Madde Detay
Haldun Taner
Haldun Yağcıoğlu
(d. 16 Mart 1915 / ö. 7 Mayıs 1986)
Yazar, Gazeteci, Akademisyen
(Yeni Edebiyat / 20. Yüzyıl / Anadolu-Osmanlı-Türkiye)
ISBN: 978-9944-237-86-4
Tam adı İbrahim Haldun Taner'dir. Babası, Kurmay Albay İbrahim Muhiddin Bey'in oğlu, Ahmet Selahaddin Bey'dir. Son Osmanlı Meclis-i Mebusânı'nda İstanbul milletvekilliği yapan, ülkemizin ilk devletler hukuku profesörü olan Ahmet Selahattin Bey, bir süre Hukuk Fakültesi dekanlığı görevinde de bulundu. Ahmet Selahattin Bey, Vakit gazetesinde yazdığı başmakalelerinde İstiklal Savaşı'nı ve Misak-ı Milli'yi savundu. İzmir'in işgalini takiben yapılan 19 Mayıs 1919'daki Fatih Mitingi'nin düzenleyenlerinden ve orada konuşanlardan biri de Ahmet Selahaddin Bey'di. Babası 42 yaşında kalp krizinden hayatını kaybettiğinde Haldun Taner, henüz beş yaşındaydı. Annesi Seza Hanım (Nüfus kayıtlarında adı Hacer olarak geçmektedir. Bkz. Adıyaman 2012: 31), Matbaa-i Âmire Müdürü İsmail Hâmid Bey'in kızıdır. Ahmet Selahaddin Bey'in erken yaştaki ölümü üzerine Seza Hanım, tek çocuğu Haldun Taner'le birlikte babası Hâmid Bey'in Saraçhanebaşı'ndaki evine yerleşti.
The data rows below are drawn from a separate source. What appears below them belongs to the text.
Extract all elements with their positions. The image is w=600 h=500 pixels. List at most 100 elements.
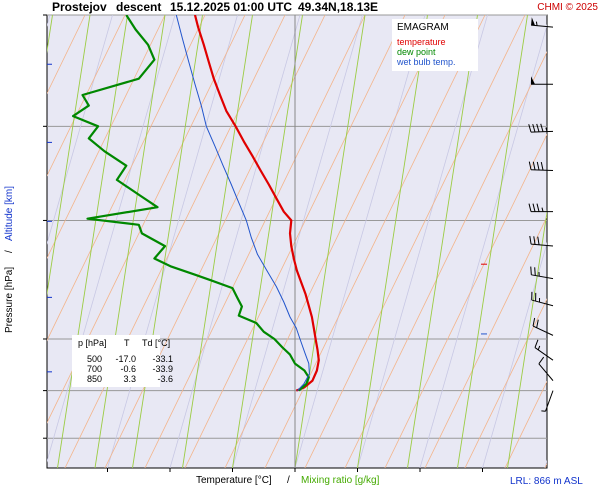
wind-barbs [528, 17, 554, 412]
mixing-ratio-line [357, 15, 428, 468]
isotherm-line [169, 15, 301, 468]
isotherm-line [294, 15, 426, 468]
copyright: CHMI © 2025 [537, 2, 598, 13]
wind-barb-pennant [531, 17, 536, 26]
table-cell: 3.3 [123, 374, 136, 384]
wind-barb [531, 17, 554, 28]
wind-barb-flag [533, 236, 536, 245]
lrl-note: LRL: 866 m ASL [510, 476, 583, 487]
wind-barb [529, 235, 554, 247]
legend-wet-bulb: wet bulb temp. [396, 57, 456, 67]
series-wet-bulb-temp-line [175, 15, 310, 391]
legend-temperature: temperature [397, 37, 446, 47]
mixing-ratio-line [182, 15, 253, 468]
mixing-ratio-line [457, 15, 528, 468]
mixing-ratio-line [47, 15, 91, 297]
table-header-td: Td [°C] [142, 338, 170, 348]
isotherm-line [107, 15, 238, 468]
wind-barb-flag [534, 339, 539, 348]
wind-barb-flag [528, 203, 532, 212]
level-markers [481, 263, 487, 335]
isotherm-line [232, 15, 363, 468]
sounding-type: descent [116, 0, 161, 14]
x-axis-separator: / [287, 475, 290, 486]
wind-barb [528, 123, 554, 133]
y-axis-label: Pressure [hPa] [4, 267, 15, 333]
dry-adiabat-line [224, 15, 446, 468]
mixing-ratio-lines [47, 15, 547, 468]
wind-barb [538, 356, 554, 381]
wind-barb-flag [540, 123, 544, 132]
dry-adiabat-line [144, 15, 366, 468]
table-cell: 700 [87, 364, 102, 374]
wind-barb-flag [536, 161, 540, 171]
wind-barb-flag [536, 319, 539, 328]
table-cell: -33.1 [152, 354, 173, 364]
dry-adiabat-line [504, 380, 547, 468]
legend-dew-point: dew point [397, 47, 436, 57]
dry-adiabat-line [384, 133, 547, 468]
x-axis-label: Temperature [°C] [196, 475, 272, 486]
sounding-datetime: 15.12.2025 01:00 UTC [170, 0, 292, 14]
table-cell: -17.0 [115, 354, 136, 364]
wind-barb [532, 317, 554, 336]
wind-barb [530, 266, 554, 280]
series-dew-point-line [72, 15, 310, 392]
wind-barb-flag [532, 317, 536, 327]
wind-barb [534, 339, 554, 361]
wind-barb [528, 161, 554, 171]
y-axis-separator: / [4, 250, 15, 253]
wind-barb-half-flag [541, 207, 544, 212]
dry-adiabat-line [47, 15, 206, 342]
y-axis-altitude-label: Altitude [km] [4, 186, 15, 241]
wind-barb-staff [538, 363, 554, 381]
dry-adiabat-line [64, 15, 286, 468]
wind-barb-flag [538, 356, 545, 365]
dry-adiabat-line [304, 15, 526, 468]
wind-barb-half-flag [545, 127, 548, 132]
dry-adiabat-line [104, 15, 326, 468]
dry-adiabats [47, 15, 547, 468]
chart-title: EMAGRAM [397, 22, 449, 33]
wind-panel [547, 15, 600, 468]
wind-barb-flag [528, 124, 532, 133]
table-cell: 500 [87, 354, 102, 364]
mixing-ratio-line [294, 15, 366, 468]
sounding-series [72, 15, 320, 392]
wind-barb-half-flag [537, 345, 541, 351]
wind-barb-half-flag [535, 21, 538, 26]
wind-barb-flag [536, 123, 540, 133]
table-cell: 850 [87, 374, 102, 384]
wind-barb [531, 76, 553, 85]
x-axis-mixing-label: Mixing ratio [g/kg] [301, 475, 380, 486]
wind-barb-flag [537, 236, 540, 245]
isotherm-line [47, 15, 113, 245]
wind-barb-flag [540, 161, 544, 171]
wind-barb [528, 203, 553, 213]
dry-adiabat-line [464, 298, 547, 468]
wind-barb [531, 291, 554, 307]
wind-barb-flag [528, 161, 532, 170]
dry-adiabat-line [47, 15, 246, 424]
dry-adiabat-line [47, 15, 126, 177]
wind-barb [541, 390, 554, 412]
wind-barb-flag [530, 266, 532, 275]
axis-labels [43, 14, 483, 472]
dry-adiabat-line [264, 15, 486, 468]
dry-adiabat-line [344, 51, 547, 468]
dry-adiabat-line [47, 15, 86, 95]
mixing-ratio-line [407, 15, 478, 468]
wind-barb-flag [532, 203, 536, 212]
table-cell: -33.9 [152, 364, 173, 374]
data-table-box [72, 335, 160, 387]
table-header-p: p [hPa] [78, 338, 107, 348]
series-temperature-line [193, 15, 320, 392]
table-cell: -3.6 [157, 374, 173, 384]
wind-barb-flag [536, 203, 540, 212]
wind-barb-staff [545, 390, 554, 412]
mixing-ratio-line [232, 15, 303, 468]
mixing-ratio-line [132, 15, 203, 468]
mixing-ratio-line [94, 15, 166, 468]
station-name: Prostejov [52, 0, 107, 14]
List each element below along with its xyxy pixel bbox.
Haldun Taner ve annesi burada büyükbabası, büyükannesi, dört dayısı ve teyzesinden oluşan büyük bir aileye katıldı. Babasının ölümünün ardından büyükbabası Hâmid Bey, Haldun Taner'in yetişmesiyle yakından ilgilendi. Haldun Taner, yaz tatillerini Matbaa-i Âmire'den ayrıldıktan sonra kendi matbaasını kuran büyükbabası Hâmid Bey'in yanında geçirirdi. Burada dönemin önemli yazar ve edebiyatçılarıyla tanışma ve bir kitabın basılma aşamalarına tanık olma imkânı buldu.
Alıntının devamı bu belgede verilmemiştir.